Il peer-tutoring online attivato dall'istituto Max Planck piace ai ragazzi

Nota - Questo comunicato è stato pubblicato integralmente come contributo esterno. Questo contenuto non è pertanto un articolo prodotto dalla redazione di TrevisoToday

All’istituto Max Planck gli studenti diventano i maestri dei loro compagni. In questo periodo di scuole chiuse per Covid-19 una ventina di studenti eccellenti hanno rotto il muro della solitudine mettendosi a disposizione in videoconferenza per aiutare chi deve recuperare a scuola.

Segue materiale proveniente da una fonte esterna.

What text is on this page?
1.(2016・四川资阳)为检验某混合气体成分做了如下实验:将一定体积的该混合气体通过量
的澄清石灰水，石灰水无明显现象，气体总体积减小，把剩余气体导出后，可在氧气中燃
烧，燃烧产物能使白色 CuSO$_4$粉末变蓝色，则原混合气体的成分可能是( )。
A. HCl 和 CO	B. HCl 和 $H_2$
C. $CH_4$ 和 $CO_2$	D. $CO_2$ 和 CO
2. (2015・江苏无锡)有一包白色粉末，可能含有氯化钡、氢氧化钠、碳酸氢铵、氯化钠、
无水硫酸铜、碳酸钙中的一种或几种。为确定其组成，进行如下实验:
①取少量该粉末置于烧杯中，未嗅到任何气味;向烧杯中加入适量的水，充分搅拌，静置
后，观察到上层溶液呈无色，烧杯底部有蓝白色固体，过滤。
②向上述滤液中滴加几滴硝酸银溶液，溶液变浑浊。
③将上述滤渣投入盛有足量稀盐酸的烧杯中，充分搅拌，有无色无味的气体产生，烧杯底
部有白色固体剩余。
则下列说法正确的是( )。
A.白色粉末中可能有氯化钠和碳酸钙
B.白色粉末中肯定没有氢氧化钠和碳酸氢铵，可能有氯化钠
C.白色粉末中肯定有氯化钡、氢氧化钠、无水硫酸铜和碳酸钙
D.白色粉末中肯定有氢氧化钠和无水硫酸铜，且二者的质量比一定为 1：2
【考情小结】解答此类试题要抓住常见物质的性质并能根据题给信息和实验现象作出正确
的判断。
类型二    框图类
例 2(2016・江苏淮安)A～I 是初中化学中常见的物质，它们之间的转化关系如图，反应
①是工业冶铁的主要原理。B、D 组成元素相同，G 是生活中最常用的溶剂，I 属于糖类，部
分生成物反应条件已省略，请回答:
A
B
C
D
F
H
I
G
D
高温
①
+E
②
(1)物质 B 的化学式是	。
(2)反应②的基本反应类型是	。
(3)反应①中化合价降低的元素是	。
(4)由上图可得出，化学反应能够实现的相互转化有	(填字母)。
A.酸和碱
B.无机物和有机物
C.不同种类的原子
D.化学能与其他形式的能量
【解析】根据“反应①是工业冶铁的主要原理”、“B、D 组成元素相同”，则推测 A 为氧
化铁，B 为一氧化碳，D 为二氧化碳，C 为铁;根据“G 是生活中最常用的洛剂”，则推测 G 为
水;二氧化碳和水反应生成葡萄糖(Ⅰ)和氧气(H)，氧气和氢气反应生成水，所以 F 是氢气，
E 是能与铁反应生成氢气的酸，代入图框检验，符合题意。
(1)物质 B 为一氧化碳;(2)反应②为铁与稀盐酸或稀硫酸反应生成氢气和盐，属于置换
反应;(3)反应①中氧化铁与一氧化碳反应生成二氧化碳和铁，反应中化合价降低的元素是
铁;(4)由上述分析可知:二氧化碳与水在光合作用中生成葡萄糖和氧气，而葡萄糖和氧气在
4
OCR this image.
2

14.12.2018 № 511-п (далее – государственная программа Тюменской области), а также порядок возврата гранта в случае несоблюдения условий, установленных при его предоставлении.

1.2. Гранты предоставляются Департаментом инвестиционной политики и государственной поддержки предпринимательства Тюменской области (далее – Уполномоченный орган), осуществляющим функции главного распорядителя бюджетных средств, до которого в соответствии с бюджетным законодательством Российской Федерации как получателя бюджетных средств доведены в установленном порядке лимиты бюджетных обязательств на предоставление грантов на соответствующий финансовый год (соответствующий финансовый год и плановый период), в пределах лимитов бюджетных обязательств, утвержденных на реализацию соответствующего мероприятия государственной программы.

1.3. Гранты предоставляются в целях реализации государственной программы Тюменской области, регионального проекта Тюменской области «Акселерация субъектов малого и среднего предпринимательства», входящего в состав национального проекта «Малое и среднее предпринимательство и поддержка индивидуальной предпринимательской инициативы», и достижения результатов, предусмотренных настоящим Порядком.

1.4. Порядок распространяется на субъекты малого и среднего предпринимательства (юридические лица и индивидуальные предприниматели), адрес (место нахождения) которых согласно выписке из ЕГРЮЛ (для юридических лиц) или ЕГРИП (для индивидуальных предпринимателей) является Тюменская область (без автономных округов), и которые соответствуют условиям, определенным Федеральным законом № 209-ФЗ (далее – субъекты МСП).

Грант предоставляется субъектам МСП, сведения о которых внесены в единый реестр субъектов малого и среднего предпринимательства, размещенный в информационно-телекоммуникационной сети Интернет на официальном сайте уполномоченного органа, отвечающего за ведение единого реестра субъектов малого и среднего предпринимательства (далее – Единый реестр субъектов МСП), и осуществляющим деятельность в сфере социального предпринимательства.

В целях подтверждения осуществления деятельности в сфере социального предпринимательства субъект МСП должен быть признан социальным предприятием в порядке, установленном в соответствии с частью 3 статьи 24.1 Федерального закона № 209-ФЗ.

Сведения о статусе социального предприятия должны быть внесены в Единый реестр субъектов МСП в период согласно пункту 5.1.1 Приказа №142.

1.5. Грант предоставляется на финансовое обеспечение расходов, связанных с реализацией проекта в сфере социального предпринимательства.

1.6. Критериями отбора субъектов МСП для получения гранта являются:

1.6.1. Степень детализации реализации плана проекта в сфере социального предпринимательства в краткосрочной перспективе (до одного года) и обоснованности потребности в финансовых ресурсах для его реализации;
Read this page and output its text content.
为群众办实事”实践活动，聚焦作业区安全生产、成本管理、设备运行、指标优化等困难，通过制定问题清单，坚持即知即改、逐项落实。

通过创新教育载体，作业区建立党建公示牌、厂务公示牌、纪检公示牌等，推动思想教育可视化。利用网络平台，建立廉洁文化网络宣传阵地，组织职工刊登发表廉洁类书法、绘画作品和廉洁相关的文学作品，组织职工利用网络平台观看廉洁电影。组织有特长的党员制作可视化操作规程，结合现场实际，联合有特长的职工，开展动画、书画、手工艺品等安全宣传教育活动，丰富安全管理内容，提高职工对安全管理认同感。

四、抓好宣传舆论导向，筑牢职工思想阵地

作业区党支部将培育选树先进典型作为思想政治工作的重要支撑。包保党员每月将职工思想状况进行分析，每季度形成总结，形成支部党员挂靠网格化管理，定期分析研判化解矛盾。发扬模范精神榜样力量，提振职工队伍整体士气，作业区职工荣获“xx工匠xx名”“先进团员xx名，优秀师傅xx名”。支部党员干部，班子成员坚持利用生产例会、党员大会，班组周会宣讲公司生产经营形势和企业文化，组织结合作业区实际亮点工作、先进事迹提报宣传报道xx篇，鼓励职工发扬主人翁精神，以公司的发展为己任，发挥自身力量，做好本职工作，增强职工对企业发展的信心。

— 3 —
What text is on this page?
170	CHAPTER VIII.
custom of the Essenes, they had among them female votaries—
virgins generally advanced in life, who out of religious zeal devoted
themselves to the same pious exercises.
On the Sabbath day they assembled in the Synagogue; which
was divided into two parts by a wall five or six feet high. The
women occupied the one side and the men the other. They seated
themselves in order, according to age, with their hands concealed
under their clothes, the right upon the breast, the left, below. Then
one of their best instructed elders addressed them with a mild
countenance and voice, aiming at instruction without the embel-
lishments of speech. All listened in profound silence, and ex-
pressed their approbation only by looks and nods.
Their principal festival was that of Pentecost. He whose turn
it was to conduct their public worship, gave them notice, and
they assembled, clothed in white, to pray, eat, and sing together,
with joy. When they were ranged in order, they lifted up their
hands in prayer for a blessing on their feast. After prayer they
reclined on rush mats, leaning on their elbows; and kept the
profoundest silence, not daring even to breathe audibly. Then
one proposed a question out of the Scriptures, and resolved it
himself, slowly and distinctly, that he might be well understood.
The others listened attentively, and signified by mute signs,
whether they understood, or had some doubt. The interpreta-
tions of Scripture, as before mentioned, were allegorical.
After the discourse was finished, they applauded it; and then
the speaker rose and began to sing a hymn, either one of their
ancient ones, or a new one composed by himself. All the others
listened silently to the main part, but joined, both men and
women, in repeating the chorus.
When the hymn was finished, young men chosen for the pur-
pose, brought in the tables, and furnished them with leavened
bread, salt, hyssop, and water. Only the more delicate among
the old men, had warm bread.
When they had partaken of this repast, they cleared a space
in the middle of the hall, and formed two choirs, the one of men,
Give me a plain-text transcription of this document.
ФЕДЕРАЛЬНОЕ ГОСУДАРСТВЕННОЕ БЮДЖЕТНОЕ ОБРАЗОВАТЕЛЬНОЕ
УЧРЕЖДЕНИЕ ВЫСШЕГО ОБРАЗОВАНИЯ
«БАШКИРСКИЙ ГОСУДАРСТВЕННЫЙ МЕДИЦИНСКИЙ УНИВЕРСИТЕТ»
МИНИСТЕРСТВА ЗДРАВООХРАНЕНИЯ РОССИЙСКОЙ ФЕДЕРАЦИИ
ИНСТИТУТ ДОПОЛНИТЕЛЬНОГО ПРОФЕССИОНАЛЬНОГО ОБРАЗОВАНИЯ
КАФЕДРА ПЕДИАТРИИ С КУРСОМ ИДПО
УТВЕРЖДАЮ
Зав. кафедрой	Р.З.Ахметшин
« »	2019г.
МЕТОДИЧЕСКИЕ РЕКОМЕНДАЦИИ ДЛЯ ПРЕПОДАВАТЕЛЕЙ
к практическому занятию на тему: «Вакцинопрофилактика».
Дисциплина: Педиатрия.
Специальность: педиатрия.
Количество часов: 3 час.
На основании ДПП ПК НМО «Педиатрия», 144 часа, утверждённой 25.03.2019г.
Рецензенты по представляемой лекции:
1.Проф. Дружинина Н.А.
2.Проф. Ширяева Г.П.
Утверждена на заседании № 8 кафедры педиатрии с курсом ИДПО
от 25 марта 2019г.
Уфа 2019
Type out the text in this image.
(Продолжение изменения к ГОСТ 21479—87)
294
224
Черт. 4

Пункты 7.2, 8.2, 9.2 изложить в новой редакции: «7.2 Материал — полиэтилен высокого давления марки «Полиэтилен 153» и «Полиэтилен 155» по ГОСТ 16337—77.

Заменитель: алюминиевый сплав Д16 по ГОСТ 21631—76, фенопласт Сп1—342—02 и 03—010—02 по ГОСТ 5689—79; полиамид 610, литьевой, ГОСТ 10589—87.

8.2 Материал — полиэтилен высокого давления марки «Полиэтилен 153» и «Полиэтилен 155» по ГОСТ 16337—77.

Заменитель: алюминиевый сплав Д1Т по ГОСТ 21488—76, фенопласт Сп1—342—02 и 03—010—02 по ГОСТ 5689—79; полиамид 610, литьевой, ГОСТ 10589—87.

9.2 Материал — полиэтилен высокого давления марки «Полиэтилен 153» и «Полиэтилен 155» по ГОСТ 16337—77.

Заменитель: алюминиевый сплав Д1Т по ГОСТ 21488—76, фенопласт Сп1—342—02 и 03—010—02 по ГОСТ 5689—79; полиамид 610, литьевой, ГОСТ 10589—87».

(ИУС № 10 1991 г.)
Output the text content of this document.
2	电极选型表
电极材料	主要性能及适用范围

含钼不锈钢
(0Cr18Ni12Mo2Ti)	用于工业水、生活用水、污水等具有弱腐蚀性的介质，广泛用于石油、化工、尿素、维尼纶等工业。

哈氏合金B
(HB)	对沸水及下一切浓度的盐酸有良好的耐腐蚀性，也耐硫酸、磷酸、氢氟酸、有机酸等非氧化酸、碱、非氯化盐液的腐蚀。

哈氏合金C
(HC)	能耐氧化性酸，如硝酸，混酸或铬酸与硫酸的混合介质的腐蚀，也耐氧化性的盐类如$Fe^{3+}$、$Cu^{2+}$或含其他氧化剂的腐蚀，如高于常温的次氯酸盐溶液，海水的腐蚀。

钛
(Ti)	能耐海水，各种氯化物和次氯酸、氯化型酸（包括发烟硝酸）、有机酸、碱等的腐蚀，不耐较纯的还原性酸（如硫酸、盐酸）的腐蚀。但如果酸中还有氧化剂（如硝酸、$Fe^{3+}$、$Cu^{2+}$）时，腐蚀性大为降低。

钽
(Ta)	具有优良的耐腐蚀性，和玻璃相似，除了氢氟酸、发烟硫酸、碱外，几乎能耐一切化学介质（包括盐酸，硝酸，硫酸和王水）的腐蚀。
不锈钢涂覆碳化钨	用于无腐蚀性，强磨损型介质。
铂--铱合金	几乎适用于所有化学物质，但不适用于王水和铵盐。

Nelle loro lezioni con Zoom, organizzate per piccoli gruppi, rispiegano argomenti difficili, fanno insieme gli esercizi e danno buoni consigli come fratelli maggiori. E’ così che il progetto di peer-tutoring del Planck durante la pandemia è diventato “virale” spopolando in queste settimane di recuperi fine anno scolastico. E a grande richiesta ci sarà anche per i recuperi estivi. La formula delle “ripetizioni” di istituto tenute dagli studenti più bravi era iniziata in via sperimentale ancora prima del lockdown nell’ambito di un articolato progetto di introduzione al “metodo di studio” rivolto agli studenti delle classi prime e coordinato dal gruppo di insegnanti che costituiscono il Centro di ascolto. Ora dopo la scoperta delle grandi possibilità offerte dalla didattica a distanza, il peer-tutoring diventa una pratica gradita e frequentata da tanti studenti che in questi mesi hanno familiarizzato con l’aula virtuale e le video-lezioni.

I tutor multimediali sono una ventina di studenti molto bravi ma soprattutto anche molto generosi che hanno deciso di condividere il loro tempo con i ragazzi più piccoli per aiutarli nell’approccio allo studio. Attualmente aderiscono alle “ripetizioni virtuali” quasi un centinaio di alunni con risultati positivi. Gli insegnanti coordinatori raccolgono le richieste e organizzano dei gruppi da tre massimo quattro studenti che faranno tre o quattro lezioni su un determinato argomento. I ragazzi poi si accordano su giorno e ora della video-conferenza. «Abbiamo iniziato il progetto con l’intenzione di aiutare i ragazzini di prima a ritrovare il giusto equilibrio dato da motivazione allo studio e applicazione -spiega la professoressa Callegher, referente dello spazio Ascolto- quindi sono state avviate lezioni di studio-guidato tenute da insegnanti delle discipline di area matematica e linguistica. In questa fase sono entrati da protagonisti i ragazzi come “maestri”. E da lì il successo: i ragazzi sanno coinvolgere e farsi capire».

La formula funziona perché fa incontrare esigenze diverse. «La sperimentazione -aggiunge la professoressa Berlese, coordinatrice del progetto- ha mostrato i suoi punti di forza proprio in questo periodo di novità e cambiamento legati alla didattica a distanza. Noi insegnanti si siamo limitati a mettere a punto un’organizzazione efficace rispondendo alle richieste». Il bello della partita in gioco è che non ci sono ricompense se non nell’amicizia, nella soddisfazione personale e nella possibilità di sentirsi parte di una comunità di ragazzi che si aiutano e si sentono solidali. Una lezione importante per contrastare la depressione da pandemia.